Um amor que confunde palácios e governos
«(…) Contra o previsto pelos hábitos da corte, tinha entrado nos aposentos
da amiga sem aviso prévio. Embora estivesse a amanhecer, a penumbra do quarto
levara Constança crer que ainda era noite. Mesmo assim, espreguiçou-se
e recostou-se nas grandes almofadas para, sorridente, aceitar as carícias de Nieve que, de um salto, tinha subido
para a cama. O cão costumava dormir num canto do quarto, bobre um pequeno
escabelo, mas a entrada impetuosa de Inês tinha-o feito acordar em
sobressalto e levara-o a refugiar-se junto da dona. - Constança, ouvi-me, a comitiva está pronta, as mulas carregadas e as
nossas liteiras preparadas - dizia
Inês, falando muito depressa e quase comendo as palavras. - Como é possível que
ainda tenhais de vos vestir?
- Acalmai-vos, Inês! Para quê esse alvoroço? Até o Nieve está a tremer! Que pressas são
essas? Já sei que partimos hoje, mas não há necessidade de nos precipitarmos.
Mais parece que tendes pressa de sair desta casa! Se tivésseis tanto medo como
eu tenho! - Medo? Que temeis,
Constança? Afirma-se que o infante Pedro é galhardo de figura e gentil
de modos, que o casal real, Afonso e D. Beatriz, arde de desejos de vos abraçar
como filha e que Lisboa é uma cidade junto do mar, agradável e alegre. Que vêm
para aqui fazer esses temores
infundados? - Inês, já saí de minha casa noutra
ocasião. Era apenas uma criança e tive de saber o que são noites sem fim,
sentindo saudades de vozes amigas e da paisagem que, todos os dias, recordava.
Fui em busca de um destino que me parecia feliz e só achei solidão e tristeza.

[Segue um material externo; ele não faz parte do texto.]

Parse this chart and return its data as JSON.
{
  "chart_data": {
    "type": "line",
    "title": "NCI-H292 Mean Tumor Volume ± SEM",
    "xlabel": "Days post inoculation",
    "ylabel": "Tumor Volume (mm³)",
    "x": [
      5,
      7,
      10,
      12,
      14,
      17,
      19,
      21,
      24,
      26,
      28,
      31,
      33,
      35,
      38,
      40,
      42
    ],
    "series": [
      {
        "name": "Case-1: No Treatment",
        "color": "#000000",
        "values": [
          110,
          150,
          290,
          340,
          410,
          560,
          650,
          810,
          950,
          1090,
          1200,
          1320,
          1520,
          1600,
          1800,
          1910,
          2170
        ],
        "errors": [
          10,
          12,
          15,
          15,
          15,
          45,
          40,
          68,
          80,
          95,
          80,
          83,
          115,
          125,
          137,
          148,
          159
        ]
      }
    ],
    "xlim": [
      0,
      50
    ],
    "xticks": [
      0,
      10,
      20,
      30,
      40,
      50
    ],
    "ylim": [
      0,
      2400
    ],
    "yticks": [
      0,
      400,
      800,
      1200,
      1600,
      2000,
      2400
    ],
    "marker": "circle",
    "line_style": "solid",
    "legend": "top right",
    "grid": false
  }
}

Quem me garante que a história não vai
repetir-se?
- Não devíeis recordar tão
triste episódio. Também eu parti de casa sendo criança e nem por isso tenho
medo. – Mas encontrastes uma família e eu só achei desprezo. E se fosse esse o meu destino? - Não tem de
sê-lo. Talvez tenhamos trocado de sortes e que agora acheis a felicidade e eu,
as lágrimas. Em qualquer caso, não estou preocupada. À nossa frente temos uma
aventura que nos levará a conhecer novas terras, novas gentes e novos costumes.
Espera-nos, o que não é pouco, a excitação da descoberta. - Ou a decepção
perante a descoberta. - Não será o caso, Constança. O astrólogo consultado
pelo vosso pai assegurou que vos aguardam grandes venturas. Falou de dias de
amor, de ardores e de paixões. De novas vidas que assomam e de outras que se
apagam. De risos de crianças e das alegrias de mãe, depois de lutos justamente
lamentados.
- E quem vos assegura que essa
vida que se apaga não seja a minha?
Ou que me estão reservados esses ardores que confundem amores e alteram consciências? - Tende calma e
raciocinai! - respondeu Inês, visivelmente alterada. - A carta
falava de amores: dos vossos com o vosso futuro esposo. De ardores: dos que
ele, arrebatado de paixão, sentirá quando a vossa beleza for elogiada por
todos. De risos infantis: os dos filhos que Deus vos concederá. E, por fim, de
momentos felizes que se sucedem a momentos tristes. Pois bem, como eu a
interpreto, a profecia refere-se logicamente ao governo ditoso do infante Pedro
e à morte inevitável de Afonso IV de Portugal, que Deus guarde.
Constança limitou-se a fazer um gesto de resignação. Os passos da
ama que, ignorando que Inês se lhe antecipara, acudia a
despertá-la, poupara-lhe o esforço de responder à amiga. Invejava o optimismo
de Inês.
Talvez não tivesse percebido, como ela, que a esperavam dias felizes e um destino
glorioso! No entanto, o coração avisava-a de que uma névoa espessa e escura,
como a que costumava cobrir a várzea banhada pelo Duratón em Novembro, se espalhava sobre o seu futuro em Portugal.
Contudo, sabia também qüe, feliz ou desgraçado, aquele era o seu destino e que
não estava na sua mão modificá-lo. Sem sair do seu mutismo, levantou-se e
deixou que D. Leonor, Inês e as aias preparassem a partida».
In Inês de Castro, María Pilar Queralt de Hierro, Editorial Presença,
Lisboa, 2006, ISBN 978-972-23-3081-7.